Don Ciccio, Mimmo Jodice detto “‘O Animalo”, í€ntimo Rotunno detto “Ommemmè”, sono i personaggi attraverso i quali si arriva a sciogliere gli enigmi della storia, tutti meridionali, e tutti impregnati delle caratteristiche degli uomini del Sud, i quali restano, dunque, secondo un’interpretazione che ci fa intendere l’autore, immutabili anche dopo tanti anni di convivenza al Nord: “pensavo fossero cose che succedevano solo in Sicilia”. Biondillo si mostra capace di commenti sarcastici fulminanti, tali da suscitare il sorriso e rendere la storia divertita e divertente ad un tempo: “E mentre lo diceva gli cresceva il naso a dismisura.”; “L’alibi perfetto di uno stupratore”; “A questo punto non era più gastrite.
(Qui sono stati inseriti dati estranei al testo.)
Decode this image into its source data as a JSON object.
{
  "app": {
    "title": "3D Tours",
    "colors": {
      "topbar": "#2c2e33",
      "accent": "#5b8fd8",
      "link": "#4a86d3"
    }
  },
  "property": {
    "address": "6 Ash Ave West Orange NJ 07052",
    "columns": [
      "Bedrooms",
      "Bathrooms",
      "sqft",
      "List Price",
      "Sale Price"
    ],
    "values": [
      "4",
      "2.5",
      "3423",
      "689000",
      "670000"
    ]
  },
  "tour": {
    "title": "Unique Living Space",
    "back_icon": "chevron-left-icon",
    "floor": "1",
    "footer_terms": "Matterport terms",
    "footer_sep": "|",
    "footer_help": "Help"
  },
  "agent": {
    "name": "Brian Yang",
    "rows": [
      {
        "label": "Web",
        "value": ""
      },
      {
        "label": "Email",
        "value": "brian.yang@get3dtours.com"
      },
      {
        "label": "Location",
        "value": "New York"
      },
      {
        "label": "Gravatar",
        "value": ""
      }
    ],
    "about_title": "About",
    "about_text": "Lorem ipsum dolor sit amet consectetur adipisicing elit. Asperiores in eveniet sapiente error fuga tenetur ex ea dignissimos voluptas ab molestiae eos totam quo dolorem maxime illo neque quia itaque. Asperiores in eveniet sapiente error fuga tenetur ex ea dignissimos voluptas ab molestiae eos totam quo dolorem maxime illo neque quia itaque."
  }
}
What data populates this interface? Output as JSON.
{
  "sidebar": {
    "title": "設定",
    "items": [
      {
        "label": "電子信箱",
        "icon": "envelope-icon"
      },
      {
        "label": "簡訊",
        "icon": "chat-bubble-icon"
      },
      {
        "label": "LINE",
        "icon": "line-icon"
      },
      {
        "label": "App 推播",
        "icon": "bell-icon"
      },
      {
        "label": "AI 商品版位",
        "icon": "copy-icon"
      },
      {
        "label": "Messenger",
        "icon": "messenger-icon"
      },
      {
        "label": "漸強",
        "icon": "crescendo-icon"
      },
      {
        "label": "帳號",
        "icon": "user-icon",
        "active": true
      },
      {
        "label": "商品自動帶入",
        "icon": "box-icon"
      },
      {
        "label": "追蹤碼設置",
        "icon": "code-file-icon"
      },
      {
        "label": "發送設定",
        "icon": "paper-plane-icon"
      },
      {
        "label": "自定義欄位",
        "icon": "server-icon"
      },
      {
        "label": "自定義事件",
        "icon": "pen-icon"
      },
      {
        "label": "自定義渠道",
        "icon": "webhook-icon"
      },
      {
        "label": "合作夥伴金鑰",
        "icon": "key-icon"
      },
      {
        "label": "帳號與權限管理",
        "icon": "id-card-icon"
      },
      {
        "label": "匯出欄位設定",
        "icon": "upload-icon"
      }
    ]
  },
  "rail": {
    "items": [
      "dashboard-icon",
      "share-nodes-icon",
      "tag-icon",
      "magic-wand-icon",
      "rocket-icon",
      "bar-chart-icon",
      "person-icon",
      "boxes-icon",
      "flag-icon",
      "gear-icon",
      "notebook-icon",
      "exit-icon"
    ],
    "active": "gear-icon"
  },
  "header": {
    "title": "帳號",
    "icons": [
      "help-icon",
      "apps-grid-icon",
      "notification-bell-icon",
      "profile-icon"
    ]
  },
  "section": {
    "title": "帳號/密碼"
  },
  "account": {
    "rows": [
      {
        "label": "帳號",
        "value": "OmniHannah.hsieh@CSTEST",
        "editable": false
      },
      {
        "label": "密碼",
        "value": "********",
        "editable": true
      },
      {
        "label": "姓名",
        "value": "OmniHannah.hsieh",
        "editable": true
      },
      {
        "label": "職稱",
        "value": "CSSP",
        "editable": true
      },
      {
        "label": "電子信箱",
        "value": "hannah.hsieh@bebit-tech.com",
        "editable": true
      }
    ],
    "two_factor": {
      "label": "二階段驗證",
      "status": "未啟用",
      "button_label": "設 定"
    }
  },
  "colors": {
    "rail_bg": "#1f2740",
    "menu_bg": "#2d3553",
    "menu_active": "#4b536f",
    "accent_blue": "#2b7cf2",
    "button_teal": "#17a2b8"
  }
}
Era un’ulcera perforata.”; “Ferraro avrebbe voluto farsi speleologo e visitare il centro della terra.”; “O forse aveva problemi alla tiroide, chi lo sa.”; “La sua maglietta era ormai da lavanderia.”; “Ferraro si ritrovò a fare il vigile urbano.”, e così via. Diventano il connotato specialissimo del suo stile; la manifestazione di una intelligenza che è lì ad osservare per estrarre, pur da una vicenda tragica, quella grottesca comicità che è sparsa evidentemente, secondo l’autore, a piene mani nelle azioni degli uomini.

Ma il commercio di sigarette, vedrete, nasconderà un commercio ben più illecito, orribile, sconvolgente; e sarà quell’ “Orrore” la causa dell’omicidio.

La collaborazione tra i poliziotti e i carabinieri – guidati da un capitano Gerini gentiluomo (“forse era un vero signore; uno di quelli d’altri tempi”) che ricorda il capitano della serie televisiva “Il maresciallo Rocca” – sarà determinante per risolvere il caso. Giulia, la figlia, la ricordate? Non compare mai, proprio come la moglie del tenente Colombo. Salvo che nel finale. Perché sarà lei ad aprire gli occhi a Ferraro e a cambiargli la vita: “Due coppie di ciliegie le incorniciavano il volto a mo’ di orecchini e una specie di corona di fiori di pesco e di arancio le decorava il capo. Pareva un angioletto rinascimentale.” E sarà un po’ anche grazie alla presenza della figlia che Ferraro scoprirà finalmente il ladro che rubava ogni mattina la mela più bella a Don Ciccio. Una sorpresa anche questa.